While it’s difficult to fully understand how the entire ecommerce market will react during these tumultuous times, there are opportunities for the industry to grow with many Chinese families staying homebound and spending more time than ever online.
As it stands, delivery services are still functioning across China, while many retail stores are closed down or only taking online orders. The country largely has the logistics and payments systems and online purchasing habits necessary to support an increase in ecommerce sales, so online shopping is a safer choice amidst an epidemic. However, platforms have unsurprisingly been struggling to keep up with demand.

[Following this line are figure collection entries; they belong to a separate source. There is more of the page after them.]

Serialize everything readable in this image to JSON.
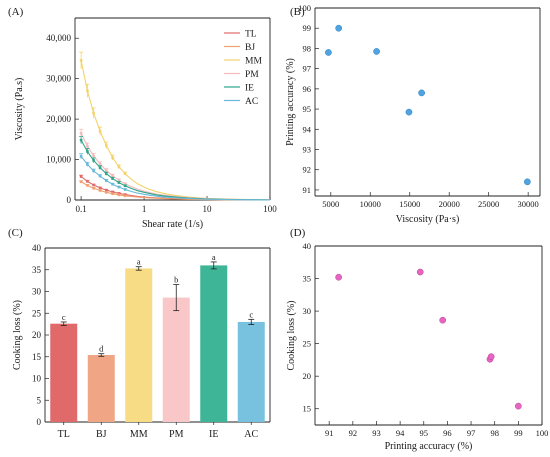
{
  "chart_data": [
    {
      "panel": "(A)",
      "type": "line",
      "xlabel": "Shear rate (1/s)",
      "ylabel": "Viscosity (Pa.s)",
      "xscale": "log",
      "xlim": [
        0.08,
        100
      ],
      "ylim": [
        0,
        45000
      ],
      "xticks": [
        0.1,
        1,
        10,
        100
      ],
      "xtick_labels": [
        "0.1",
        "1",
        "10",
        "100"
      ],
      "yticks": [
        0,
        10000,
        20000,
        30000,
        40000
      ],
      "ytick_labels": [
        "0",
        "10,000",
        "20,000",
        "30,000",
        "40,000"
      ],
      "legend_position": "top-right",
      "x": [
        0.1,
        0.126,
        0.158,
        0.2,
        0.251,
        0.316,
        0.398,
        0.5,
        0.63,
        0.79,
        1.0,
        1.26,
        1.58,
        2.0,
        3.0,
        5.0,
        10,
        20,
        50,
        100
      ],
      "series": [
        {
          "name": "TL",
          "color": "#e06a6a",
          "values": [
            5800,
            4600,
            3700,
            3000,
            2450,
            2000,
            1650,
            1350,
            1100,
            900,
            750,
            630,
            530,
            440,
            330,
            230,
            130,
            75,
            35,
            18
          ]
        },
        {
          "name": "BJ",
          "color": "#f0a070",
          "values": [
            4500,
            3600,
            2900,
            2350,
            1900,
            1550,
            1270,
            1040,
            860,
            710,
            590,
            490,
            410,
            340,
            250,
            170,
            95,
            55,
            25,
            12
          ]
        },
        {
          "name": "MM",
          "color": "#f2d36a",
          "values": [
            34500,
            27000,
            21500,
            17000,
            13500,
            10500,
            8200,
            6500,
            5100,
            4000,
            3200,
            2550,
            2050,
            1650,
            1150,
            750,
            400,
            220,
            100,
            50
          ]
        },
        {
          "name": "PM",
          "color": "#f4b9b9",
          "values": [
            16500,
            13300,
            10900,
            8900,
            7300,
            6000,
            4900,
            4000,
            3300,
            2700,
            2200,
            1800,
            1480,
            1210,
            880,
            580,
            310,
            170,
            75,
            38
          ]
        },
        {
          "name": "IE",
          "color": "#2fa58a",
          "values": [
            14800,
            12000,
            9800,
            8000,
            6500,
            5300,
            4300,
            3500,
            2850,
            2300,
            1900,
            1550,
            1270,
            1040,
            760,
            500,
            270,
            150,
            68,
            34
          ]
        },
        {
          "name": "AC",
          "color": "#66b9d9",
          "values": [
            10800,
            8800,
            7200,
            5900,
            4800,
            3900,
            3200,
            2600,
            2100,
            1700,
            1400,
            1150,
            940,
            770,
            560,
            370,
            200,
            110,
            50,
            25
          ]
        }
      ]
    },
    {
      "panel": "(B)",
      "type": "scatter",
      "xlabel": "Viscosity (Pa·s)",
      "ylabel": "Printing accuracy (%)",
      "xlim": [
        3000,
        31500
      ],
      "ylim": [
        90.7,
        100
      ],
      "xticks": [
        5000,
        10000,
        15000,
        20000,
        25000,
        30000
      ],
      "yticks": [
        91,
        92,
        93,
        94,
        95,
        96,
        97,
        98,
        99,
        100
      ],
      "color": "#4fa3e0",
      "points": [
        {
          "x": 4700,
          "y": 97.8
        },
        {
          "x": 6000,
          "y": 99.0
        },
        {
          "x": 10800,
          "y": 97.85
        },
        {
          "x": 14900,
          "y": 94.85
        },
        {
          "x": 16500,
          "y": 95.8
        },
        {
          "x": 29900,
          "y": 91.4
        }
      ]
    },
    {
      "panel": "(C)",
      "type": "bar",
      "xlabel": "",
      "ylabel": "Cooking loss (%)",
      "ylim": [
        0,
        40
      ],
      "yticks": [
        0,
        5,
        10,
        15,
        20,
        25,
        30,
        35,
        40
      ],
      "categories": [
        "TL",
        "BJ",
        "MM",
        "PM",
        "IE",
        "AC"
      ],
      "values": [
        22.6,
        15.4,
        35.3,
        28.6,
        36.0,
        23.0
      ],
      "errors": [
        0.4,
        0.3,
        0.4,
        3.0,
        0.8,
        0.6
      ],
      "significance": [
        "c",
        "d",
        "a",
        "b",
        "a",
        "c"
      ],
      "colors": [
        "#e06a6a",
        "#f0a584",
        "#f7db85",
        "#f9c7c7",
        "#3fb597",
        "#79c2df"
      ]
    },
    {
      "panel": "(D)",
      "type": "scatter",
      "xlabel": "Printing accuracy (%)",
      "ylabel": "Cooking loss (%)",
      "xlim": [
        90.4,
        100
      ],
      "ylim": [
        12.5,
        40
      ],
      "xticks": [
        91,
        92,
        93,
        94,
        95,
        96,
        97,
        98,
        99,
        100
      ],
      "yticks": [
        15,
        20,
        25,
        30,
        35,
        40
      ],
      "color": "#e466c0",
      "points": [
        {
          "x": 91.4,
          "y": 35.2
        },
        {
          "x": 94.85,
          "y": 36.0
        },
        {
          "x": 95.8,
          "y": 28.6
        },
        {
          "x": 97.8,
          "y": 22.6
        },
        {
          "x": 97.85,
          "y": 23.0
        },
        {
          "x": 99.0,
          "y": 15.4
        }
      ]
    }
  ]
}
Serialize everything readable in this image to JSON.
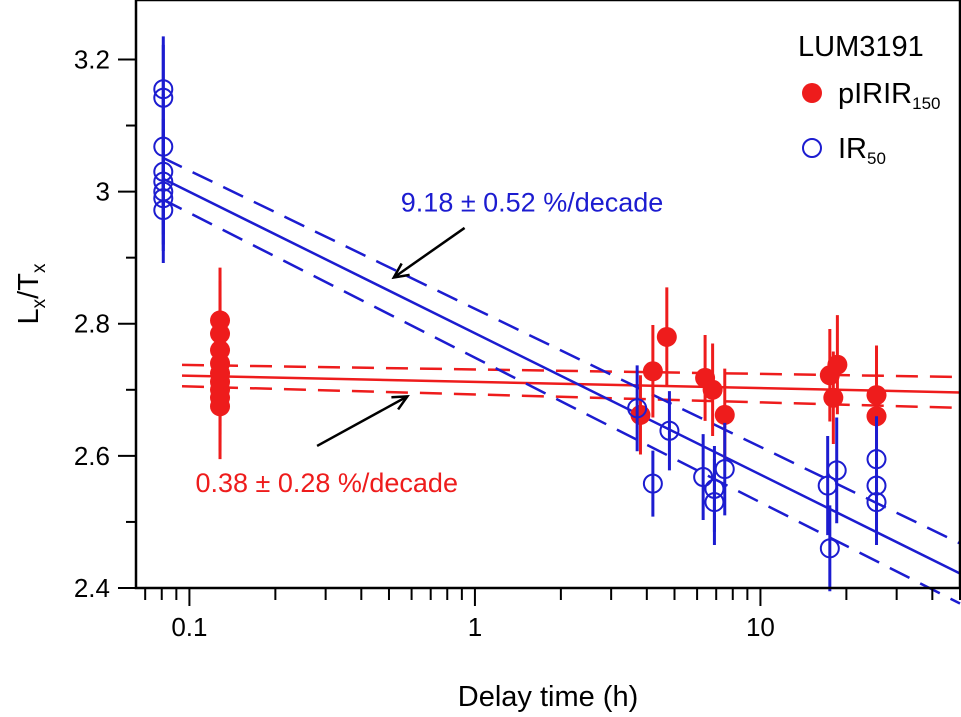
{
  "chart_data": {
    "type": "scatter",
    "title": "",
    "sample_label": "LUM3191",
    "xlabel": "Delay time (h)",
    "ylabel": {
      "base1": "L",
      "sub1": "x",
      "sep": "/",
      "base2": "T",
      "sub2": "x"
    },
    "x_scale": "log",
    "xlim": [
      0.065,
      50
    ],
    "ylim": [
      2.4,
      3.29
    ],
    "x_ticks": [
      0.1,
      1,
      10
    ],
    "x_tick_labels": [
      "0.1",
      "1",
      "10"
    ],
    "y_ticks": [
      2.4,
      2.6,
      2.8,
      3.0,
      3.2
    ],
    "y_tick_labels": [
      "2.4",
      "2.6",
      "2.8",
      "3",
      "3.2"
    ],
    "grid": false,
    "legend_position": "top-right",
    "series": [
      {
        "name_base": "pIRIR",
        "name_sub": "150",
        "marker": "filled-circle",
        "color": "#ee1c1c",
        "points": [
          {
            "x": 0.128,
            "y": 2.805,
            "err": 0.08
          },
          {
            "x": 0.128,
            "y": 2.785,
            "err": 0.08
          },
          {
            "x": 0.128,
            "y": 2.76,
            "err": 0.08
          },
          {
            "x": 0.128,
            "y": 2.74,
            "err": 0.08
          },
          {
            "x": 0.128,
            "y": 2.725,
            "err": 0.08
          },
          {
            "x": 0.128,
            "y": 2.712,
            "err": 0.08
          },
          {
            "x": 0.128,
            "y": 2.7,
            "err": 0.08
          },
          {
            "x": 0.128,
            "y": 2.688,
            "err": 0.08
          },
          {
            "x": 0.128,
            "y": 2.675,
            "err": 0.08
          },
          {
            "x": 3.8,
            "y": 2.662,
            "err": 0.06
          },
          {
            "x": 4.2,
            "y": 2.728,
            "err": 0.07
          },
          {
            "x": 4.7,
            "y": 2.78,
            "err": 0.075
          },
          {
            "x": 6.4,
            "y": 2.718,
            "err": 0.065
          },
          {
            "x": 6.8,
            "y": 2.7,
            "err": 0.07
          },
          {
            "x": 7.5,
            "y": 2.662,
            "err": 0.07
          },
          {
            "x": 17.5,
            "y": 2.722,
            "err": 0.07
          },
          {
            "x": 18.0,
            "y": 2.688,
            "err": 0.07
          },
          {
            "x": 18.6,
            "y": 2.738,
            "err": 0.075
          },
          {
            "x": 25.5,
            "y": 2.692,
            "err": 0.075
          },
          {
            "x": 25.5,
            "y": 2.66,
            "err": 0.07
          }
        ],
        "fit": {
          "label": "0.38 ± 0.28 %/decade",
          "y_at_xmin": 2.723,
          "y_at_xmax": 2.696,
          "band": 0.018
        }
      },
      {
        "name_base": "IR",
        "name_sub": "50",
        "marker": "open-circle",
        "color": "#1c1cd0",
        "points": [
          {
            "x": 0.081,
            "y": 3.155,
            "err": 0.08
          },
          {
            "x": 0.081,
            "y": 3.142,
            "err": 0.08
          },
          {
            "x": 0.081,
            "y": 3.068,
            "err": 0.08
          },
          {
            "x": 0.081,
            "y": 3.03,
            "err": 0.08
          },
          {
            "x": 0.081,
            "y": 3.015,
            "err": 0.08
          },
          {
            "x": 0.081,
            "y": 3.0,
            "err": 0.08
          },
          {
            "x": 0.081,
            "y": 2.99,
            "err": 0.08
          },
          {
            "x": 0.081,
            "y": 2.972,
            "err": 0.08
          },
          {
            "x": 3.7,
            "y": 2.672,
            "err": 0.065
          },
          {
            "x": 4.2,
            "y": 2.558,
            "err": 0.05
          },
          {
            "x": 4.8,
            "y": 2.638,
            "err": 0.06
          },
          {
            "x": 6.3,
            "y": 2.568,
            "err": 0.065
          },
          {
            "x": 6.9,
            "y": 2.55,
            "err": 0.065
          },
          {
            "x": 6.9,
            "y": 2.53,
            "err": 0.065
          },
          {
            "x": 7.5,
            "y": 2.58,
            "err": 0.07
          },
          {
            "x": 17.2,
            "y": 2.555,
            "err": 0.075
          },
          {
            "x": 17.5,
            "y": 2.46,
            "err": 0.065
          },
          {
            "x": 18.5,
            "y": 2.578,
            "err": 0.08
          },
          {
            "x": 25.5,
            "y": 2.595,
            "err": 0.065
          },
          {
            "x": 25.5,
            "y": 2.555,
            "err": 0.065
          },
          {
            "x": 25.5,
            "y": 2.53,
            "err": 0.065
          }
        ],
        "fit": {
          "label": "9.18 ± 0.52 %/decade",
          "y_at_xmin": 3.04,
          "y_at_xmax": 2.422,
          "band": 0.035
        }
      }
    ],
    "annotations": [
      {
        "series": 1,
        "text_anchor_x": 0.55,
        "text_anchor_y": 2.97,
        "arrow_from": [
          0.92,
          2.945
        ],
        "arrow_to": [
          0.52,
          2.87
        ]
      },
      {
        "series": 0,
        "text_anchor_x": 0.105,
        "text_anchor_y": 2.545,
        "arrow_from": [
          0.28,
          2.615
        ],
        "arrow_to": [
          0.58,
          2.69
        ]
      }
    ]
  }
}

Like the online sales of food and other groceries, the online wine sales category is expected to grow while in-store purchasing takes a dive. However, given that wine is primarily consumed at banquets, gatherings and work events in large volumes in China, it’s severely unlikely that a boost in online sales from home-drinkers will make up for the previous demand.
China’s wine ecommerce success is the result of a number of factors, but the existing ecommerce infrastructure has certainly laid the foundations for its seemingly exponential growth.
However, for brands looking to sell wine online both in and outside of China, there are certain aspects of this boom to pay close attention to. Whether it’s in-store or online, the key to making sales is grounded in the quality of the customer experience. Brands can leverage the strengths of each approach and combine them to achieve their growth potential.